Но Арчил не садился. Покраснев еще гуще, странно одеревенев, неотрывно глядя перед собой, он повторил:

— Я хочу дать отвод Николаю Коноплеву…

Стало тихо. Кто-то крикнул еще раз с досадой: «Ты что, сдурел?..» Но было уже понятно, что Арчил далек от того, чтобы шутить, что с человеком в самом деле происходит что-то серьезное, потому что, если б это были шуточки, у веселого и непосредственного парня не было б такого отчаянного и несчастного лица.

Тяжело нависло молчание. На Арчила смотрели теперь с неприязнью, ждали.

— Ну, говори, чего тянешь резину?

И Арчил, путаясь в словах, будто пробирался в водорослях по хлипкому дну к берегу, повторяя все время надоедное «понимаете», невнятно забормотал, страдая и сердясь на себя, на свою невнятность:

— Понимаете?
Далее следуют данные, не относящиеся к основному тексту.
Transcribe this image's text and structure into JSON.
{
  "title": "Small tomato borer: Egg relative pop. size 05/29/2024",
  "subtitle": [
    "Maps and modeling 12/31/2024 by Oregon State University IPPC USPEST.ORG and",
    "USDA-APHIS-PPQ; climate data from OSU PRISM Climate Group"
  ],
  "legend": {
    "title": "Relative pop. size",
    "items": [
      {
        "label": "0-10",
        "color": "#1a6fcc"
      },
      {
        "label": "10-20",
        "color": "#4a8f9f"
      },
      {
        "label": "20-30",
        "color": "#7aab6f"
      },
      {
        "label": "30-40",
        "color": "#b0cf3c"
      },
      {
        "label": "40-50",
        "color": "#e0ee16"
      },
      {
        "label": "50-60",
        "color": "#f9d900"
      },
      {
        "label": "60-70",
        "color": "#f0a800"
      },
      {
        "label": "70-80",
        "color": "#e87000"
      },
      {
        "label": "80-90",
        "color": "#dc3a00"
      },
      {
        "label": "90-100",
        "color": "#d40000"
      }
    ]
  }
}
Капитан — это, понимаете, ого! Особенно, понимаете, когда за рубеж… Я очень люблю Коноплева, очень… Правда ведь, Коля?..

Арчил метнулся ко мне. Я озлился:

— Давай без этого!

Он осекся: «Да нет, я не к тому, что извиняюсь…»

Не так уж трудно было мне догадаться, что эта растерянная и страдающая муха жужжит с чужого, опытного голоса. Было, конечно, больно оттого, что именно Арчил оказался предателем. Но я понимал, как может быть сильным влияние старика. Значит, вы все еще не успокоились, дорогой и уважаемый Аркадий Степанович, значит, вам все еще нужно, необходимо мстить? Что ж, действуйте. Зря только вы корежите психологию этого парнишки, зря. Могли бы выбрать кого-нибудь посильнее, если побаиваетесь сами… Хорошо ли так-то?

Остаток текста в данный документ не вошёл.